We hope to make real progress on all the tracks of the peace process. This will reinforce acceptance of Israel. In this respect, the role of the United States is pivotal. The US commands the confidence of all parties. The Egyptian-Israeli experience is a very significant example. The United States must remain fully engaged in the process during these critical months.

There is no doubt that the successes Egypt and the US have achieved together in the peace process are the crown jewels of Egyptian-American cooperation. It is also clear that Egyptian and US diplomats have dedicated themselves fully to achieving peace in the Middle East -- and it has been worth every minute.

When addressing the vital relations between Egypt and the US, I find it necessary to clarify a few points that are often confused. First, it is a mistake to confine the Egypt-US partnership to the scope of the peace process. Egyptian-American relations go far beyond this front to encompass historical, political, military, economic and environmental dimensions. One example is the joint work on operations in Somalia and Bosnia.
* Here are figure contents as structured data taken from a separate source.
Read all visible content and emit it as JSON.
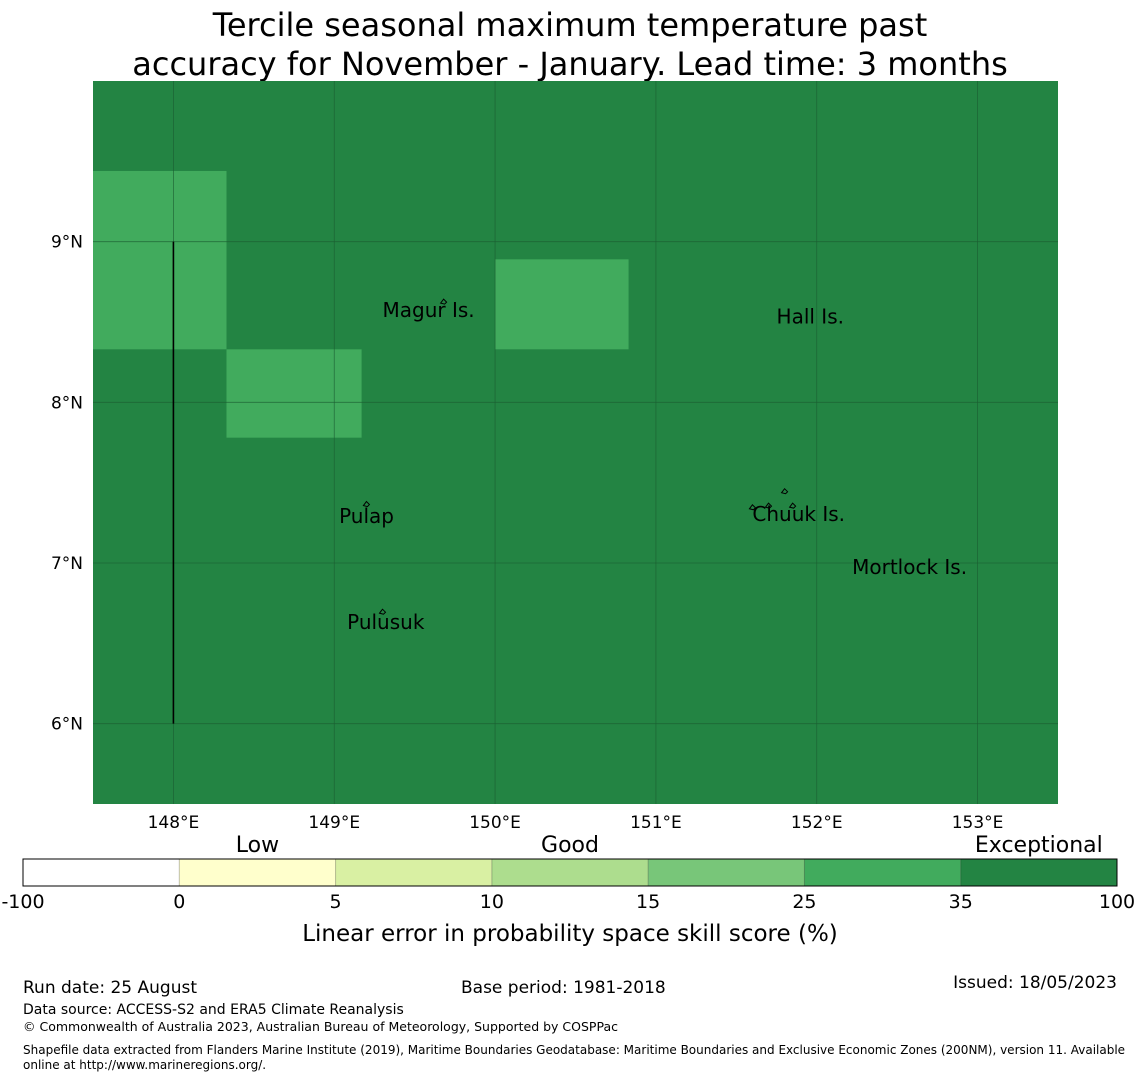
{
  "title": {
    "line1": "Tercile seasonal maximum temperature past",
    "line2": "accuracy for November - January. Lead time: 3 months"
  },
  "map": {
    "lon_range": [
      147.5,
      153.5
    ],
    "lat_range": [
      5.5,
      10.0
    ],
    "background_category": "Exceptional",
    "background_color": "#238443",
    "x_ticks": [
      "148°E",
      "149°E",
      "150°E",
      "151°E",
      "152°E",
      "153°E"
    ],
    "y_ticks": [
      "9°N",
      "8°N",
      "7°N",
      "6°N"
    ],
    "x_tick_values": [
      148,
      149,
      150,
      151,
      152,
      153
    ],
    "y_tick_values": [
      9,
      8,
      7,
      6
    ],
    "gridlines": true,
    "grid_color": "#1b5e32",
    "cells": [
      {
        "lon_min": 147.5,
        "lon_max": 148.33,
        "lat_min": 8.33,
        "lat_max": 9.44,
        "color": "#41ab5d"
      },
      {
        "lon_min": 148.33,
        "lon_max": 149.17,
        "lat_min": 7.78,
        "lat_max": 8.33,
        "color": "#41ab5d"
      },
      {
        "lon_min": 150.0,
        "lon_max": 150.83,
        "lat_min": 8.33,
        "lat_max": 8.89,
        "color": "#41ab5d"
      }
    ],
    "boundary_line": {
      "lon": 148.0,
      "lat_min": 6.0,
      "lat_max": 9.0
    },
    "places": [
      {
        "name": "Magur Is.",
        "lon": 149.3,
        "lat": 8.53
      },
      {
        "name": "Hall Is.",
        "lon": 151.75,
        "lat": 8.49
      },
      {
        "name": "Pulap",
        "lon": 149.03,
        "lat": 7.25
      },
      {
        "name": "Chuuk Is.",
        "lon": 151.6,
        "lat": 7.26
      },
      {
        "name": "Mortlock Is.",
        "lon": 152.22,
        "lat": 6.93
      },
      {
        "name": "Pulusuk",
        "lon": 149.08,
        "lat": 6.59
      }
    ],
    "islands": [
      {
        "lon": 149.68,
        "lat": 8.63
      },
      {
        "lon": 149.2,
        "lat": 7.37
      },
      {
        "lon": 149.3,
        "lat": 6.7
      },
      {
        "lon": 151.6,
        "lat": 7.35
      },
      {
        "lon": 151.7,
        "lat": 7.36
      },
      {
        "lon": 151.85,
        "lat": 7.36
      },
      {
        "lon": 151.8,
        "lat": 7.45
      }
    ]
  },
  "colorbar": {
    "category_labels": [
      {
        "label": "Low",
        "at_bin": 1.5
      },
      {
        "label": "Good",
        "at_bin": 3.5
      },
      {
        "label": "Exceptional",
        "at_bin": 6.5
      }
    ],
    "ticks": [
      "-100",
      "0",
      "5",
      "10",
      "15",
      "25",
      "35",
      "100"
    ],
    "colors": [
      "#ffffff",
      "#ffffcc",
      "#d9f0a3",
      "#addd8e",
      "#78c679",
      "#41ab5d",
      "#238443"
    ],
    "label": "Linear error in probability space skill score (%)"
  },
  "footer": {
    "run_date": "Run date: 25 August",
    "base_period": "Base period: 1981-2018",
    "issued": "Issued: 18/05/2023",
    "data_source": "Data source: ACCESS-S2 and ERA5 Climate Reanalysis",
    "copyright": "© Commonwealth of Australia 2023, Australian Bureau of Meteorology, Supported by COSPPac",
    "shapefile_line1": "Shapefile data extracted from Flanders Marine Institute (2019), Maritime Boundaries Geodatabase: Maritime Boundaries and Exclusive Economic Zones (200NM), version 11. Available",
    "shapefile_line2": "online at http://www.marineregions.org/."
  }
}
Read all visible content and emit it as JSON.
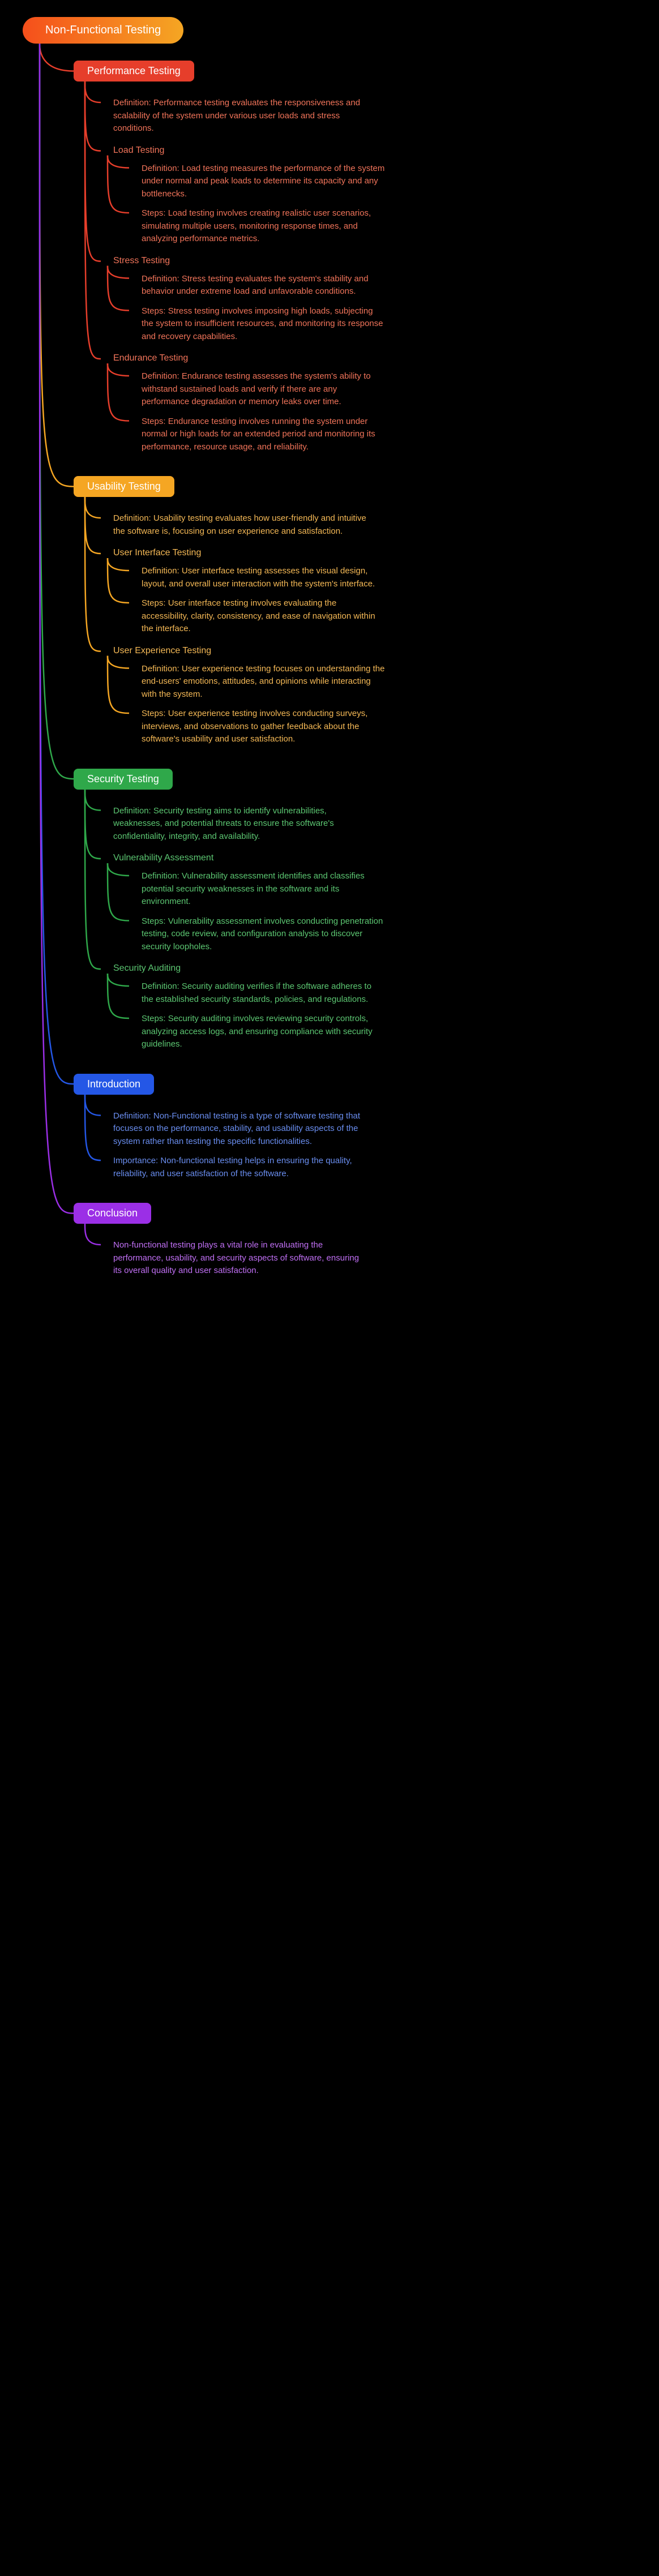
{
  "root": {
    "label": "Non-Functional Testing",
    "gradient": [
      "#f54f1b",
      "#f5a623"
    ]
  },
  "branches": [
    {
      "id": "perf",
      "label": "Performance Testing",
      "color": "#e63e2b",
      "textColor": "#f1745a",
      "definition": "Definition: Performance testing evaluates the responsiveness and scalability of the system under various user loads and stress conditions.",
      "subs": [
        {
          "title": "Load Testing",
          "items": [
            "Definition: Load testing measures the performance of the system under normal and peak loads to determine its capacity and any bottlenecks.",
            "Steps: Load testing involves creating realistic user scenarios, simulating multiple users, monitoring response times, and analyzing performance metrics."
          ]
        },
        {
          "title": "Stress Testing",
          "items": [
            "Definition: Stress testing evaluates the system's stability and behavior under extreme load and unfavorable conditions.",
            "Steps: Stress testing involves imposing high loads, subjecting the system to insufficient resources, and monitoring its response and recovery capabilities."
          ]
        },
        {
          "title": "Endurance Testing",
          "items": [
            "Definition: Endurance testing assesses the system's ability to withstand sustained loads and verify if there are any performance degradation or memory leaks over time.",
            "Steps: Endurance testing involves running the system under normal or high loads for an extended period and monitoring its performance, resource usage, and reliability."
          ]
        }
      ]
    },
    {
      "id": "usab",
      "label": "Usability Testing",
      "color": "#f5a623",
      "textColor": "#f5b956",
      "definition": "Definition: Usability testing evaluates how user-friendly and intuitive the software is, focusing on user experience and satisfaction.",
      "subs": [
        {
          "title": "User Interface Testing",
          "items": [
            "Definition: User interface testing assesses the visual design, layout, and overall user interaction with the system's interface.",
            "Steps: User interface testing involves evaluating the accessibility, clarity, consistency, and ease of navigation within the interface."
          ]
        },
        {
          "title": "User Experience Testing",
          "items": [
            "Definition: User experience testing focuses on understanding the end-users' emotions, attitudes, and opinions while interacting with the system.",
            "Steps: User experience testing involves conducting surveys, interviews, and observations to gather feedback about the software's usability and user satisfaction."
          ]
        }
      ]
    },
    {
      "id": "sec",
      "label": "Security Testing",
      "color": "#2fa84a",
      "textColor": "#5cc772",
      "definition": "Definition: Security testing aims to identify vulnerabilities, weaknesses, and potential threats to ensure the software's confidentiality, integrity, and availability.",
      "subs": [
        {
          "title": "Vulnerability Assessment",
          "items": [
            "Definition: Vulnerability assessment identifies and classifies potential security weaknesses in the software and its environment.",
            "Steps: Vulnerability assessment involves conducting penetration testing, code review, and configuration analysis to discover security loopholes."
          ]
        },
        {
          "title": "Security Auditing",
          "items": [
            "Definition: Security auditing verifies if the software adheres to the established security standards, policies, and regulations.",
            "Steps: Security auditing involves reviewing security controls, analyzing access logs, and ensuring compliance with security guidelines."
          ]
        }
      ]
    },
    {
      "id": "intro",
      "label": "Introduction",
      "color": "#2457e6",
      "textColor": "#6a8ef0",
      "definition": null,
      "leafs": [
        "Definition: Non-Functional testing is a type of software testing that focuses on the performance, stability, and usability aspects of the system rather than testing the specific functionalities.",
        "Importance: Non-functional testing helps in ensuring the quality, reliability, and user satisfaction of the software."
      ],
      "subs": []
    },
    {
      "id": "conc",
      "label": "Conclusion",
      "color": "#9b2fe6",
      "textColor": "#c170f5",
      "definition": null,
      "leafs": [
        "Non-functional testing plays a vital role in evaluating the performance, usability, and security aspects of software, ensuring its overall quality and user satisfaction."
      ],
      "subs": []
    }
  ]
}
Another misconception is that the peace process gave Egypt its position of regional leadership. On the contrary, it was Egypt's leadership, along with that of the US, which helped give this process some of the successes it has witnessed to date. This is due to Egypt's demographic, geopolitical, cultural and intellectual influence, of course, but also to two fundamental facts: the vision Egypt holds for a better future for the region, and its resolute belief in the importance of taking a stand guided by clear vision in times of crisis.

A third misconception worth clarifying is that Egypt-US relations are a one-sided operation. The fact of the matter is that this partnership is vital for the US in the Middle East, now and in the future. For the past two decades, this relationship has been the driving force behind regional peace, stability and prosperity. Egypt's historical and cultural legacy has given it a special role from the African shores of the Atlantic to the Gulf and to the heart of Africa -- an area of great strategic interest to the US.
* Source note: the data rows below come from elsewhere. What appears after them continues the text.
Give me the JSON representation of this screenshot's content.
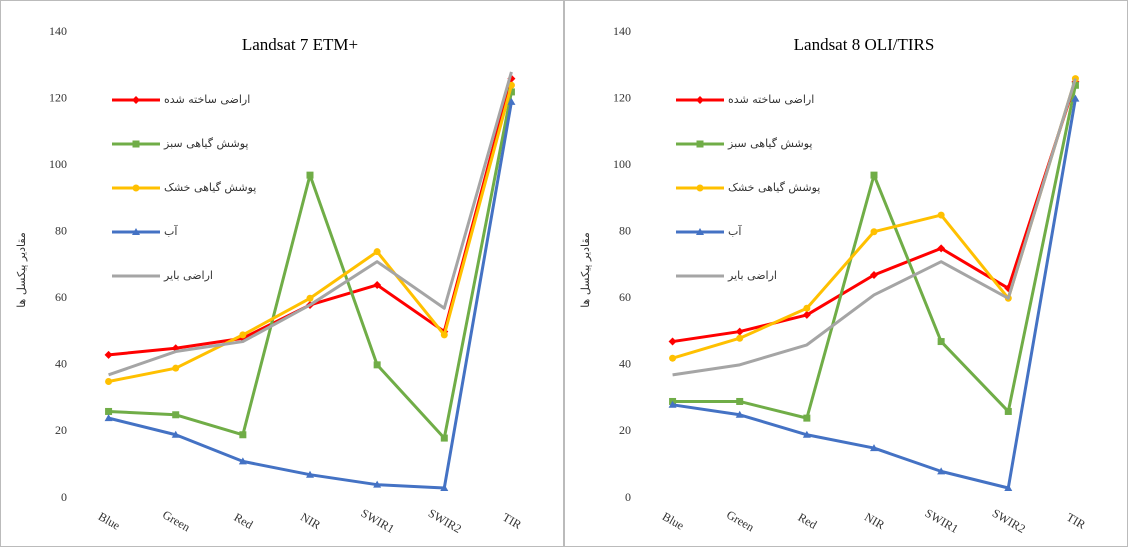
{
  "chart_data": [
    {
      "type": "line",
      "title": "Landsat 7 ETM+",
      "y_label": "مقادیر پیکسل ها",
      "categories": [
        "Blue",
        "Green",
        "Red",
        "NIR",
        "SWIR1",
        "SWIR2",
        "TIR"
      ],
      "ylim": [
        0,
        140
      ],
      "yticks": [
        0,
        20,
        40,
        60,
        80,
        100,
        120,
        140
      ],
      "grid": false,
      "legend": "upper-left",
      "series": [
        {
          "name": "اراضی ساخته شده",
          "color": "#ff0000",
          "values": [
            43,
            45,
            48,
            58,
            64,
            50,
            126
          ]
        },
        {
          "name": "پوشش گیاهی سبز",
          "color": "#70ad47",
          "values": [
            26,
            25,
            19,
            97,
            40,
            18,
            122
          ]
        },
        {
          "name": "پوشش گیاهی خشک",
          "color": "#ffc000",
          "values": [
            35,
            39,
            49,
            60,
            74,
            49,
            124
          ]
        },
        {
          "name": "آب",
          "color": "#4472c4",
          "values": [
            24,
            19,
            11,
            7,
            4,
            3,
            119
          ]
        },
        {
          "name": "اراضی بایر",
          "color": "#a5a5a5",
          "values": [
            37,
            44,
            47,
            58,
            71,
            57,
            128
          ]
        }
      ]
    },
    {
      "type": "line",
      "title": "Landsat 8 OLI/TIRS",
      "y_label": "مقادیر پیکسل ها",
      "categories": [
        "Blue",
        "Green",
        "Red",
        "NIR",
        "SWIR1",
        "SWIR2",
        "TIR"
      ],
      "ylim": [
        0,
        140
      ],
      "yticks": [
        0,
        20,
        40,
        60,
        80,
        100,
        120,
        140
      ],
      "grid": false,
      "legend": "upper-left",
      "series": [
        {
          "name": "اراضی ساخته شده",
          "color": "#ff0000",
          "values": [
            47,
            50,
            55,
            67,
            75,
            63,
            125
          ]
        },
        {
          "name": "پوشش گیاهی سبز",
          "color": "#70ad47",
          "values": [
            29,
            29,
            24,
            97,
            47,
            26,
            124
          ]
        },
        {
          "name": "پوشش گیاهی خشک",
          "color": "#ffc000",
          "values": [
            42,
            48,
            57,
            80,
            85,
            60,
            126
          ]
        },
        {
          "name": "آب",
          "color": "#4472c4",
          "values": [
            28,
            25,
            19,
            15,
            8,
            3,
            120
          ]
        },
        {
          "name": "اراضی بایر",
          "color": "#a5a5a5",
          "values": [
            37,
            40,
            46,
            61,
            71,
            60,
            126
          ]
        }
      ]
    }
  ]
}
Egypt appreciates American assistance, which has benefited Egyptian economic reform programme and helped give birth to a vigorous private sector. It has also encouraged the development of a vast network of economic interests. But it should also be stated that for every dollar of US assistance, Egypt imports around $4 worth of US products. Again, the Egyptian-American relationship has served both countries well.
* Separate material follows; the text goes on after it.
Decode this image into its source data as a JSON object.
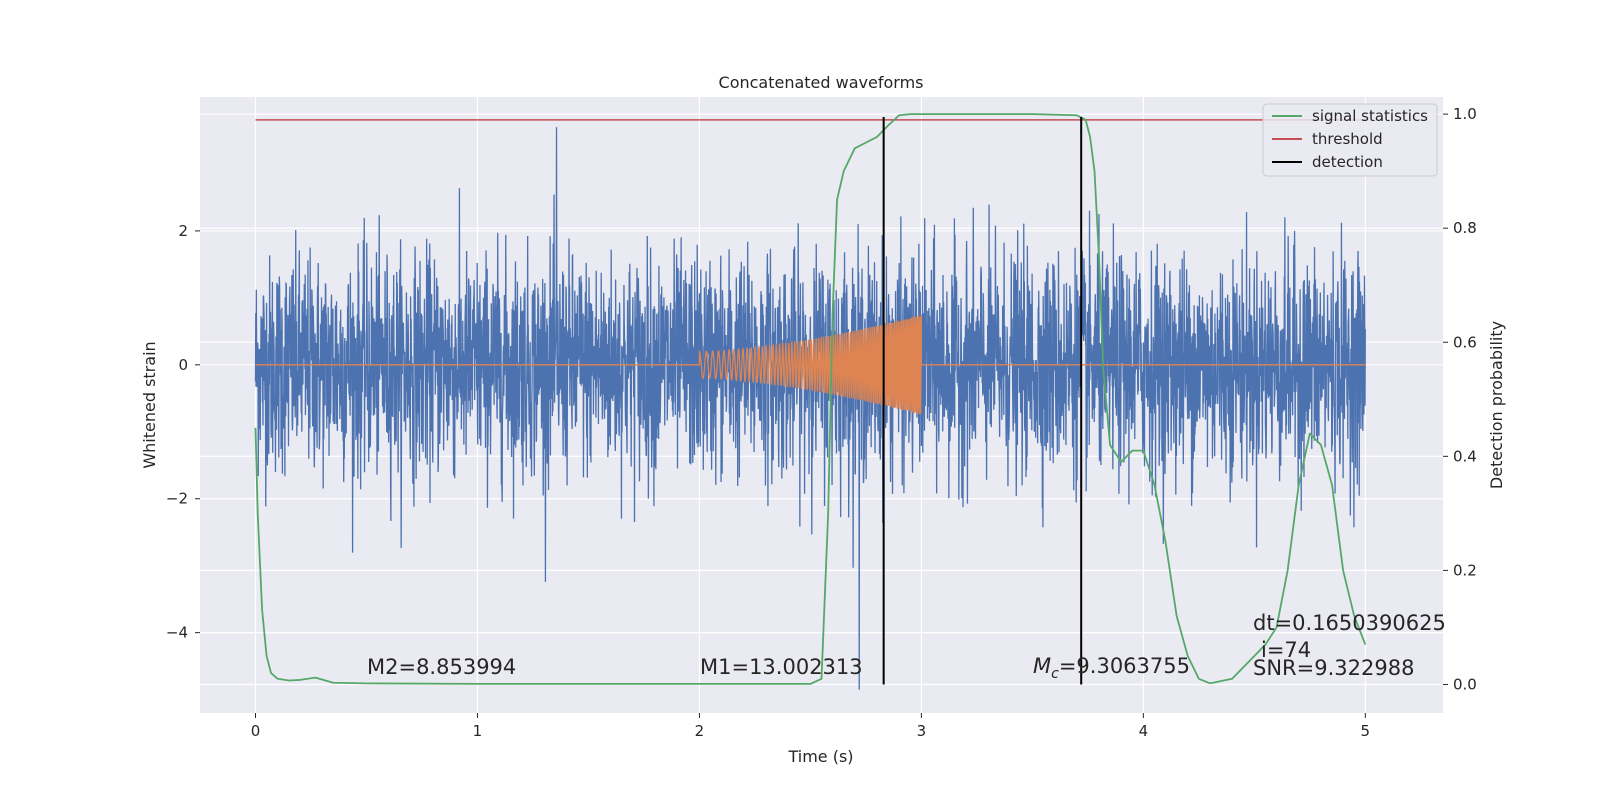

On military cooperation, officers on both sides affirm that Egyptian and US establishments work together in a way that reflects increasing understanding and appreciation of joint priorities. Operation Bright Star is one of the largest military exercises the US has embarked upon with any of its foreign partners.

It should also be made clear that the road between Washington and Cairo is a straight one. Egyptian-US strategic ties are crucial in their own right and should not be held hostage to any other relationship, for this will not only undermine mutual interests, but even jeopardise regional stability as a whole.

The sphere of agreement and understanding between Egypt and the United States far exceeds any areas of difference. The argument that Egypt and the US need to agree on all issues so as not to weaken their ties is wrong, however. Differences between Cairo and Washington on certain issues are to be expected. After all, the US is a global power with international interests. Egypt, meanwhile, is a regional power whose interests are closely linked to the Arab and Muslim worlds, the African continent and the Mediterranean. It has a bedrock of experience in the Middle East. Egypt's assessment of regional events helps the cause of stability and prosperity -- a cause both the US and Egypt hold dear. This said, Egypt appreciates the US's vision and recognises its global leadership. Together, Egypt, the US and other concerned parties can help to bring stability to the Middle East. In fact comprehensive peace and stability are integral components of a new vision for this region.